Feature Map Choice: This experiment highlights that the choice of the feature map $U_{\phi(x)}$ is fundamental to the performance of quantum kernel methods. It defines the geometry of the feature space where the separation occurs. Designing effective feature maps is an active research area.
Computational Cost: Notice that calculating the quantum kernel matrix involves running quantum circuits $O(N_{train}^2)$ times for the training matrix and $O(N_{test} \times N_{train})$ times for the test matrix (using the basic pairwise approach).
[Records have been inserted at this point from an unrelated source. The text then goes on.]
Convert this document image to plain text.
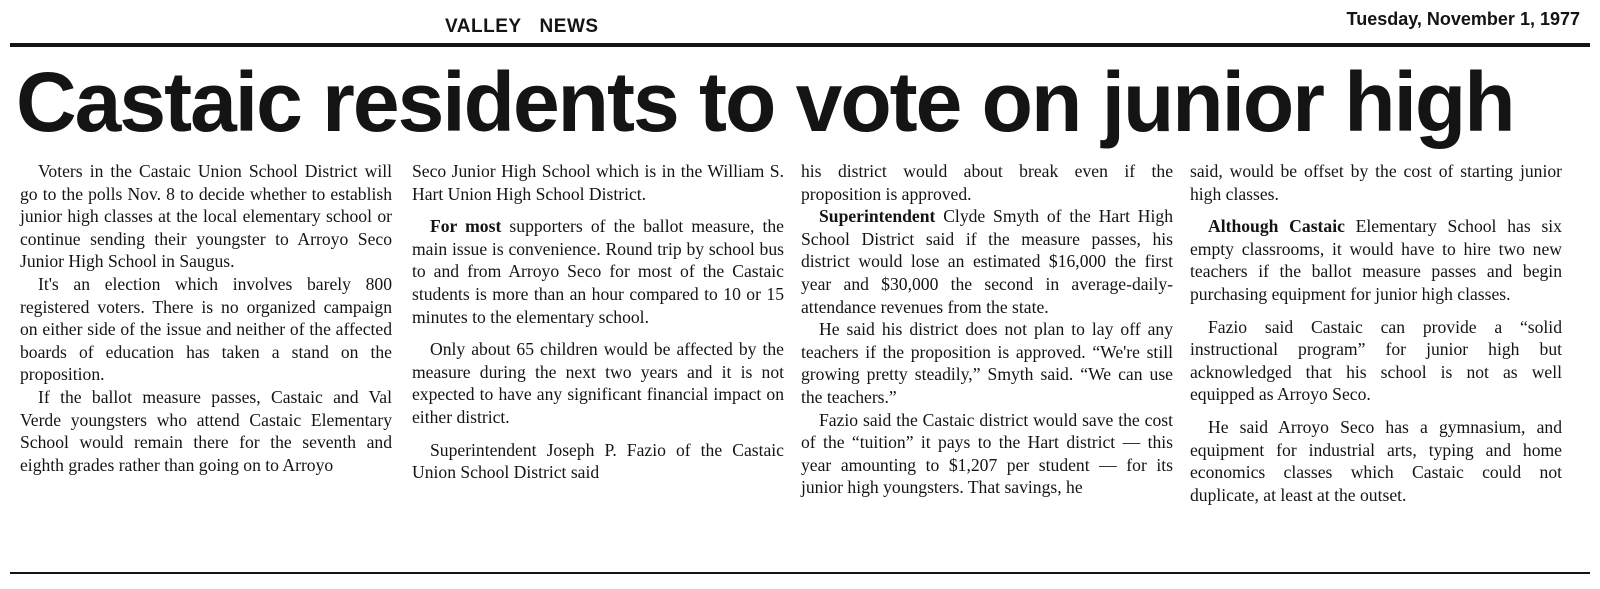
VALLEY NEWS	Tuesday, November 1, 1977
Castaic residents to vote on junior high

Voters in the Castaic Union School District will go to the polls Nov. 8 to decide whether to establish junior high classes at the local elementary school or continue sending their youngster to Arroyo Seco Junior High School in Saugus.

It's an election which involves barely 800 registered voters. There is no organized campaign on either side of the issue and neither of the affected boards of education has taken a stand on the proposition.

If the ballot measure passes, Castaic and Val Verde youngsters who attend Castaic Elementary School would remain there for the seventh and eighth grades rather than going on to Arroyo

Seco Junior High School which is in the William S. Hart Union High School District.

For most supporters of the ballot measure, the main issue is convenience. Round trip by school bus to and from Arroyo Seco for most of the Castaic students is more than an hour compared to 10 or 15 minutes to the elementary school.

Only about 65 children would be affected by the measure during the next two years and it is not expected to have any significant financial impact on either district.

Superintendent Joseph P. Fazio of the Castaic Union School District said

his district would about break even if the proposition is approved.

Superintendent Clyde Smyth of the Hart High School District said if the measure passes, his district would lose an estimated $16,000 the first year and $30,000 the second in average-daily-attendance revenues from the state.

He said his district does not plan to lay off any teachers if the proposition is approved. “We're still growing pretty steadily,” Smyth said. “We can use the teachers.”

Fazio said the Castaic district would save the cost of the “tuition” it pays to the Hart district — this year amounting to $1,207 per student — for its junior high youngsters. That savings, he

said, would be offset by the cost of starting junior high classes.

Although Castaic Elementary School has six empty classrooms, it would have to hire two new teachers if the ballot measure passes and begin purchasing equipment for junior high classes.

Fazio said Castaic can provide a “solid instructional program” for junior high but acknowledged that his school is not as well equipped as Arroyo Seco.

He said Arroyo Seco has a gymnasium, and equipment for industrial arts, typing and home economics classes which Castaic could not duplicate, at least at the outset.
While simulators are useful for small examples, executing this on real hardware requires significant quantum resources and is susceptible to noise, necessitating the error mitigation techniques discussed in Chapter 7. Estimating kernel entries via methods like SWAP tests or inversion tests is often preferred on hardware but introduces statistical uncertainty.
Kernel Concentration: Although less likely to be severe with only 2 features/qubits, keep in mind the potential for kernel concentration (kernel matrix elements becoming very similar) as the number of qubits increases, which can hinder trainability. The choice of feature map can influence this phenomenon.

This practical exercise demonstrates the workflow for applying quantum kernel methods: choosing a feature map, computing the kernel matrix using a quantum backend (here, a simulator), and integrating it with a classical kernel machine like SVM. By comparing different quantum kernels and a classical baseline, you gain practical insight into their behavior and the importance of feature map design in quantum machine learning.